Hüseyin ALPASLAN'ın 12 Haziran 2025 tarihli yazısı: Savaşın Gölgesinde Göç ve Mezalim
1877-1878 Osmanlı-Rus Savaşı (93 Harbi), 1912-1913 Balkan Savaşları ve I. Dünya Savaşı, Osmanlı Devleti için sadece toprak kayıpları anlamına gelmemiş, aynı zamanda Balkanlar, Kafkasya, Irak ve Suriye gibi geniş coğrafyalardan Anadolu'ya yoğun Müslüman göçlerine de neden olmuştur. Sadece 1912-1920 yılları arasında Balkanlardan gelen Müslüman mülteci sayısı 413.922'ye ulaşarak Anadolu nüfusu içinde önemli bir yer edinmiştir [1].

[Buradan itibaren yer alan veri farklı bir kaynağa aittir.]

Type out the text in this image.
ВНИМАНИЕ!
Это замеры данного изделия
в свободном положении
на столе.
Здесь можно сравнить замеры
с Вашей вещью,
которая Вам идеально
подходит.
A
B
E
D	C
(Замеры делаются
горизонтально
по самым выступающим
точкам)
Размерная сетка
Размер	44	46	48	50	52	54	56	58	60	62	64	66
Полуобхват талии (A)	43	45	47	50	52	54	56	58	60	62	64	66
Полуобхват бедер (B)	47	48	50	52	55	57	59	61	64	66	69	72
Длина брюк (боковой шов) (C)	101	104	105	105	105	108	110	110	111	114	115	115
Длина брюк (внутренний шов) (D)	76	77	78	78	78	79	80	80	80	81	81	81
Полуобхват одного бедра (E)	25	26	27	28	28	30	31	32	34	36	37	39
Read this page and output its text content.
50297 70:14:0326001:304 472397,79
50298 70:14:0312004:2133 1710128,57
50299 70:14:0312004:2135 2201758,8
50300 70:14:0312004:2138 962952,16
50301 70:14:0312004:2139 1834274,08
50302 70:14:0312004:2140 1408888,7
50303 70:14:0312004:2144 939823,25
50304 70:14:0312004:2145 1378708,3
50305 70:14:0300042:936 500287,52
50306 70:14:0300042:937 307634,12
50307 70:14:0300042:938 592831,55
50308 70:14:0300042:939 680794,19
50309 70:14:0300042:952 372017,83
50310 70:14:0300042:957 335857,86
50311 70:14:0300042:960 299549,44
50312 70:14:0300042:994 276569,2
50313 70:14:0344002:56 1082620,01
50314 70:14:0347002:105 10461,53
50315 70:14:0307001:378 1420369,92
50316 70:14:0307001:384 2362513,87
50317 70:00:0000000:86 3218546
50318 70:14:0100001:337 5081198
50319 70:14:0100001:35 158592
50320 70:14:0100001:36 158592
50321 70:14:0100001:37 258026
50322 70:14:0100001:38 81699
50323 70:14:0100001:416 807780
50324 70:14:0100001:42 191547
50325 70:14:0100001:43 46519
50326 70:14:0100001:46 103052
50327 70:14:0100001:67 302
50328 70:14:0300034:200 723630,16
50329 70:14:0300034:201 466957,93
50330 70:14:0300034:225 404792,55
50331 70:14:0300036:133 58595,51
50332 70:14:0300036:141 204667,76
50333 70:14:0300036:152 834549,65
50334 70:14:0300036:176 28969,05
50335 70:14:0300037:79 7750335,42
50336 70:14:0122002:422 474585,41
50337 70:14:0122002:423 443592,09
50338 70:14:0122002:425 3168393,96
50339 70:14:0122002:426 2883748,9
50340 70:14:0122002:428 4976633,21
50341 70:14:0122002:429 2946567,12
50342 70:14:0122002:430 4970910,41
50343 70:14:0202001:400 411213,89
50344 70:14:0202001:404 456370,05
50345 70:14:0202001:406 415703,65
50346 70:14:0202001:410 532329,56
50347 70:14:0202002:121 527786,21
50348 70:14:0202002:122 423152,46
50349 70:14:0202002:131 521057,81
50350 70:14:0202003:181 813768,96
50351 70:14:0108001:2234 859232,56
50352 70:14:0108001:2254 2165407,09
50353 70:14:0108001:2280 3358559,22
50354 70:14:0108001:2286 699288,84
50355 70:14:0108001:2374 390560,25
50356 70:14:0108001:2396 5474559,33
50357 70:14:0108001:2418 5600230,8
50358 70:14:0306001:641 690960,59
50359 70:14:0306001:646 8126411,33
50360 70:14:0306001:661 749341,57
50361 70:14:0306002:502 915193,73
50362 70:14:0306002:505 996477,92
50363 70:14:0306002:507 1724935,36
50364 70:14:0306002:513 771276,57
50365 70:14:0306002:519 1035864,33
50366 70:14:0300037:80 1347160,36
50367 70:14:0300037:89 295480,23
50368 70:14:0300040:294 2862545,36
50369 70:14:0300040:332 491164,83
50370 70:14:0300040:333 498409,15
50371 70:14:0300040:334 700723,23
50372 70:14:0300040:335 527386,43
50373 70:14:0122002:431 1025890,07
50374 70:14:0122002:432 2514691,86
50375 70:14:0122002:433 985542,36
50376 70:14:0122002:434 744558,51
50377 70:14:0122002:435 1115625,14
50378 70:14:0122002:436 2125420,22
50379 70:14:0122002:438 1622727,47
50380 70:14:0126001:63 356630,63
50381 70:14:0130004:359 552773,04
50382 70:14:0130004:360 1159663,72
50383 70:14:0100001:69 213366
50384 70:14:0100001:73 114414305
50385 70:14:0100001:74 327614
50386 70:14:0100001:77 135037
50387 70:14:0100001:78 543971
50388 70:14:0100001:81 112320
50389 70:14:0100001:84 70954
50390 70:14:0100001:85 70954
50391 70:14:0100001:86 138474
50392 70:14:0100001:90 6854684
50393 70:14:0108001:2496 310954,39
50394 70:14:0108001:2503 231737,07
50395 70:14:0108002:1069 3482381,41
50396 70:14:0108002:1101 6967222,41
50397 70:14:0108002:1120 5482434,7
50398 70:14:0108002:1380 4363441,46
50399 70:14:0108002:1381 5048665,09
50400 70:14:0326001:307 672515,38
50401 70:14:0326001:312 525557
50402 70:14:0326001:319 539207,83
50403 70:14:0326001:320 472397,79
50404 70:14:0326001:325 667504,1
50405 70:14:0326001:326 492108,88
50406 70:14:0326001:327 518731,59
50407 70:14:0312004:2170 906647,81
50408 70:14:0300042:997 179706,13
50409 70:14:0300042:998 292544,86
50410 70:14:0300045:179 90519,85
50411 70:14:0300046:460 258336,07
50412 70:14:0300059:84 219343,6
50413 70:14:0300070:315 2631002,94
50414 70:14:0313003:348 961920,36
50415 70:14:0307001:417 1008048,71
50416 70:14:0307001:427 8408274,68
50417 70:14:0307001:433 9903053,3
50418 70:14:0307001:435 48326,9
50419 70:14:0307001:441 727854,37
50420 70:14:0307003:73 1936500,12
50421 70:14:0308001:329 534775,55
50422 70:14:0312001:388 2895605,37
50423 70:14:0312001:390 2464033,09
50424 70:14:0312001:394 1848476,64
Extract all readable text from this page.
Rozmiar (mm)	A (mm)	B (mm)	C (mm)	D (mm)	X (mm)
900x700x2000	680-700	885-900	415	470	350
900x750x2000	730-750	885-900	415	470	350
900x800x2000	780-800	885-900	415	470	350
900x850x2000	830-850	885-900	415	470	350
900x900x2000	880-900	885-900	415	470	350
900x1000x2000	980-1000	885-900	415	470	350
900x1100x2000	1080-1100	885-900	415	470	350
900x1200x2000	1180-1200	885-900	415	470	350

I. Dünya Savaşı'nın yarattığı derin insani kriz, sadece tehcir edilen Ermeni ve Rum nüfusu değil, aynı zamanda Anadolu'ya doğru büyük bir Müslüman muhacir akınını da tetiklemiştir. Savaşın getirdiği yıkım, sınır değişiklikleri ve çatışmalar nedeniyle, özellikle Balkanlar ve Kafkasya gibi bölgelerden yüz binlerce Müslüman, doğup büyüdükleri toprakları terk etmek zorunda kalmış ve canlarını kurtararak Anadolu'ya sığınmıştır. Bu zorunlu göç, Anadolu'nun demografik yapısında önemli değişikliklere yol açmıştır.
Savaşın devam ettiği yıllarda, Osmanlı hükûmeti, tehcir edilen Ermeni ve Rumların geride bıraktığı boş arazi, ev ve diğer mülkleri, Anadolu'ya sığınan bu zor durumdaki Müslüman muhacirlerin geçici olarak iskânı için kullanma yoluna gitmiştir. Bu politika, o anki acil insani krize bir çözüm üretme çabası olarak görülebilir. Ancak, savaşın sona ermesi ve Mütareke döneminin başlamasıyla birlikte, tehcir edilenlerin geri dönüş beklentisi ortaya çıkmış ve bu durum karmaşık bir sosyal sorunu beraberinde getirmiştir.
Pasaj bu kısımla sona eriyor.